PHILOSOPHY AND EDUCATION IN CONTEMPORARY SOCIETY

The sudden development of science and knowledge, which are to be educationally mediated, in the second half of the 20th century set the formulation of a new educational and general schooling paradigm as an unavoidable requirement, a paradigm according to which the schooling system could now be set up adequately to the personal and social needs of humans of the post-industrial era. The post-industrial generation of humans is required to not only master greater amounts of knowledge than the previous generations, but to also continuously supplement and reformulate this knowledge for the rest of their lives. This is not only so that – in fact, it is the least so that – they could sustain their necessary work efficiency, but also so that they could structure their lives.

As far as the education of future scientists is concerned, educating them only at a tertiary level has become insufficient. In order to properly educate them, we must commence at the earliest stages of their schooling. Investments in education have become the most important economic investment in general. While, on the one hand, different interests in education have started to suddenly increase, the diversity and the number of questions related to education – even if we decide to simply neglect to pose and provide an answer to the important question on the nature of education – have diversely surpassed the capacity of pedagogy. Hence, education has justifiably become the subject matter of an increasing number of the sciences. Accordingly, in the second half of the 20th century, we have started to witness the appearance and development of the sociology of education, psychology of education, economics of education, history of education and various other scientific disciplines on education.
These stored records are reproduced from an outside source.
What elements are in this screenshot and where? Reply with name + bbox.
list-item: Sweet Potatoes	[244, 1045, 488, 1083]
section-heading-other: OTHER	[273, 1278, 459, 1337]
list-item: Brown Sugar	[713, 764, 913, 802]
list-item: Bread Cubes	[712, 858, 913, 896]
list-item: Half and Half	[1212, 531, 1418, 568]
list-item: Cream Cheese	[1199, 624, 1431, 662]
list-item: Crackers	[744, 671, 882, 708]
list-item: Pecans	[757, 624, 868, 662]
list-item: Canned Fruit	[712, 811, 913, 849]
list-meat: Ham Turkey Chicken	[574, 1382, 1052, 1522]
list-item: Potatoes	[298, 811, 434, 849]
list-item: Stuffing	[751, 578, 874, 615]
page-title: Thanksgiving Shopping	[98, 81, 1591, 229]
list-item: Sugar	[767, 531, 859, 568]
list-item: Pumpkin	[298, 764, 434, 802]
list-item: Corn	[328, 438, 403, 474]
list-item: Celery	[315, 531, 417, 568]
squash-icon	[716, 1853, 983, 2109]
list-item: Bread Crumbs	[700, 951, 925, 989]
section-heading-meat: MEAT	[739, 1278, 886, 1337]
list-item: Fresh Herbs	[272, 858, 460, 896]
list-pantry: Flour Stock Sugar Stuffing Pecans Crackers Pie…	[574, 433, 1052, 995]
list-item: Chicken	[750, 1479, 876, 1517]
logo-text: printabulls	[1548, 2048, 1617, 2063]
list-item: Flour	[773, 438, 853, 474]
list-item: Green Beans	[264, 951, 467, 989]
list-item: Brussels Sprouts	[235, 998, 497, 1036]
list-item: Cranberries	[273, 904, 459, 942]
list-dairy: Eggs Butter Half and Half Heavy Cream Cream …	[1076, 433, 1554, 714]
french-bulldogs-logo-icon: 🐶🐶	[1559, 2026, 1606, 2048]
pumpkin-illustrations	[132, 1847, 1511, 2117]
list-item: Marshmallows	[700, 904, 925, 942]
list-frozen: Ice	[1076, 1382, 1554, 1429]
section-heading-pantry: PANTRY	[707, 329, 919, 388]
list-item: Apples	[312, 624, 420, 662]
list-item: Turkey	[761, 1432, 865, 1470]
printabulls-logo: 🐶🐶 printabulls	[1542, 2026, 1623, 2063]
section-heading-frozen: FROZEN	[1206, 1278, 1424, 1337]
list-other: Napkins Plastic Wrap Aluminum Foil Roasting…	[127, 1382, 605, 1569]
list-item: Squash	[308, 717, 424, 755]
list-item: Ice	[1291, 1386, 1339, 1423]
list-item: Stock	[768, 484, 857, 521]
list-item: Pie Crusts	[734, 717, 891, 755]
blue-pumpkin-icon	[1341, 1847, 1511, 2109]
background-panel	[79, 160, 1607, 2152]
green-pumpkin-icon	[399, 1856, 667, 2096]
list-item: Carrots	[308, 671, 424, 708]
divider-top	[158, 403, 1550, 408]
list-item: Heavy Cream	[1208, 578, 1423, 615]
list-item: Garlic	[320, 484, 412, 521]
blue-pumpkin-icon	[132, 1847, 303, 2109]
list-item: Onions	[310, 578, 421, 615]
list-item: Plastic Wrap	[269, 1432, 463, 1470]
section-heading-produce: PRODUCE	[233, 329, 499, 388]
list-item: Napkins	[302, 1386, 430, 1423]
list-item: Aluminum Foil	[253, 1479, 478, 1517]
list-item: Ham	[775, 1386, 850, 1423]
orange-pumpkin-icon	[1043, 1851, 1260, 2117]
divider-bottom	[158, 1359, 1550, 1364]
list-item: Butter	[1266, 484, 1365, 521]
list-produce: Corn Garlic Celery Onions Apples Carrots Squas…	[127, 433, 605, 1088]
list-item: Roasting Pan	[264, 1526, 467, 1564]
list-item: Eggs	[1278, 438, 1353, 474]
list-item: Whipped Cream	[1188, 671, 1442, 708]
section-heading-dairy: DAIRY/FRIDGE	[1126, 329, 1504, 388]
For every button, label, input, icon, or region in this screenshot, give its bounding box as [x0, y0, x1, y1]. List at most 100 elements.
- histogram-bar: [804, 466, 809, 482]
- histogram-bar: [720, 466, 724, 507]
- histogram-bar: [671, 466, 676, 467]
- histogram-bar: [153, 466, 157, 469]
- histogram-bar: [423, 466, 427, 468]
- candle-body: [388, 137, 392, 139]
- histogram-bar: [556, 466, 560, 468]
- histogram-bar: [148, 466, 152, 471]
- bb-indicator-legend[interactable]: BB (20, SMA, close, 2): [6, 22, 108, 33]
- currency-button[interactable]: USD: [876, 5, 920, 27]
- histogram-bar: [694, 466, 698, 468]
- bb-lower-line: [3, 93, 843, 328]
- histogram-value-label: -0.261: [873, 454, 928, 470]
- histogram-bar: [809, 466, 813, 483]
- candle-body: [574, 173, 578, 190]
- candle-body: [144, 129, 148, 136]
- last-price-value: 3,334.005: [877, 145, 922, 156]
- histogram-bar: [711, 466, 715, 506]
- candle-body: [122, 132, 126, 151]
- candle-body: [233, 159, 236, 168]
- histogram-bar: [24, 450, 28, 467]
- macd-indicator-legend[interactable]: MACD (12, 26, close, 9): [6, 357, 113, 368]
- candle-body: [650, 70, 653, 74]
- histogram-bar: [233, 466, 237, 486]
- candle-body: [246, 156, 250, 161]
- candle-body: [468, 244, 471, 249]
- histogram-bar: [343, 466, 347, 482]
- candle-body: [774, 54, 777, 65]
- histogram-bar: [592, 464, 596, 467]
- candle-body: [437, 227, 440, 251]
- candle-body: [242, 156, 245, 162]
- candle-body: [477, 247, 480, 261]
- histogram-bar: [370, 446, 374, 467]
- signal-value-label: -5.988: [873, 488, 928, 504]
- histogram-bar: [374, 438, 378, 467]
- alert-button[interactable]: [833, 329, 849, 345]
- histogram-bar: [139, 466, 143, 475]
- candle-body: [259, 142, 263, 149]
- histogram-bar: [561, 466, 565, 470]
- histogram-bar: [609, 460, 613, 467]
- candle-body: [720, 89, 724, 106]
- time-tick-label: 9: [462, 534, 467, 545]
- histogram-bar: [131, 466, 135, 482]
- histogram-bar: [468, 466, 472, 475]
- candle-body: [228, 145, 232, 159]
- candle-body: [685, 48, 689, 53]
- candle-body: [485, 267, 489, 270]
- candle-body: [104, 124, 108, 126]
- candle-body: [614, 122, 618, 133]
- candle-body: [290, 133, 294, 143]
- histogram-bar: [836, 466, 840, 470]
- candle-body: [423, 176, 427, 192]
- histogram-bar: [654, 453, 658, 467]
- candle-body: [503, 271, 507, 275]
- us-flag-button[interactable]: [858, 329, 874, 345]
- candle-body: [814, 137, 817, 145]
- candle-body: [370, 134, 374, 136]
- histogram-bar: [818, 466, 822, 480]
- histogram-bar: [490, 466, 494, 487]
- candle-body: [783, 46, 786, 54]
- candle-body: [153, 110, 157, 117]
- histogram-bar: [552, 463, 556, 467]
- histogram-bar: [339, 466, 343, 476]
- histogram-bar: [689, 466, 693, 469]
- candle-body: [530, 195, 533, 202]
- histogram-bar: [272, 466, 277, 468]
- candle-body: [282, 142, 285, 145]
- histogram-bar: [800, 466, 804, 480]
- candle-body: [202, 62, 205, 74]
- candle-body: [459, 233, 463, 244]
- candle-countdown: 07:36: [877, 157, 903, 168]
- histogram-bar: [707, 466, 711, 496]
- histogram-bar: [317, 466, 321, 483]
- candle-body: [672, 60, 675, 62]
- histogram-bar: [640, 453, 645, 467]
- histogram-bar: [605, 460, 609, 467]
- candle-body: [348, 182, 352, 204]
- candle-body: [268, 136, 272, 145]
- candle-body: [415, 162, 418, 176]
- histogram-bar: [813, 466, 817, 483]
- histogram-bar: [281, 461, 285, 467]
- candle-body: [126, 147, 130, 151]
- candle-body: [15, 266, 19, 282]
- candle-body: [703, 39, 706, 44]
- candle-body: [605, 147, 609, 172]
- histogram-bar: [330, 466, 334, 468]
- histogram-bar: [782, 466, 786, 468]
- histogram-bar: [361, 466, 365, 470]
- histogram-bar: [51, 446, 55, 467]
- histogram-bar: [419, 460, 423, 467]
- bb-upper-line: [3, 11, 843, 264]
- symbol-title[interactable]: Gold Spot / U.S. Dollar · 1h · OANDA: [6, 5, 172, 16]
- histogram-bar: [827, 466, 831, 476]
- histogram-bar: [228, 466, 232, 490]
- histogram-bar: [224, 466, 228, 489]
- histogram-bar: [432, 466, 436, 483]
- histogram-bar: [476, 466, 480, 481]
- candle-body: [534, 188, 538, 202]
Yet, with the increase of the number of scientific disciplines inquiring into education, the need for a discipline linking their respective results into a consistent system has also been increasing. This is, however, no longer possible without first answering some fundamental philosophical questions on humanity. Accordingly, the philosophy of education is increasingly shown to be the point of convergence not only of the knowledges of the various philosophical disciplines alone – such as philosophical anthropology, epistemology, ethics, philosophy of science, philosophy of language, etc. – but also of the knowledges of the previous with the knowledges of the various other specific sciences of education. In other words, it has become increasingly obvious that a certain philosophy necessarily lies behind each scientific approach to education. If it is not a philosophy then it is certainly an ideology, which – unlike philosophy – both directs scientific research and influences the interpretation of scientific results without true awareness of the issues involved. This can, somewhat successfully, be opposed by philosophy alone, which – when education is concerned – behaves as a philosophy of education.

The 13th Days of Frane Petric, the main theme of which is Philosophy and Education in Contemporary Society , have thus been conceived as a place of encounter of all those who are engaged in research on education from different scientific perspectives, so that together we attempt to consider both the educational needs of the time we live in and the ways in which these needs can best be satisfied in the interest of both the individual and the community.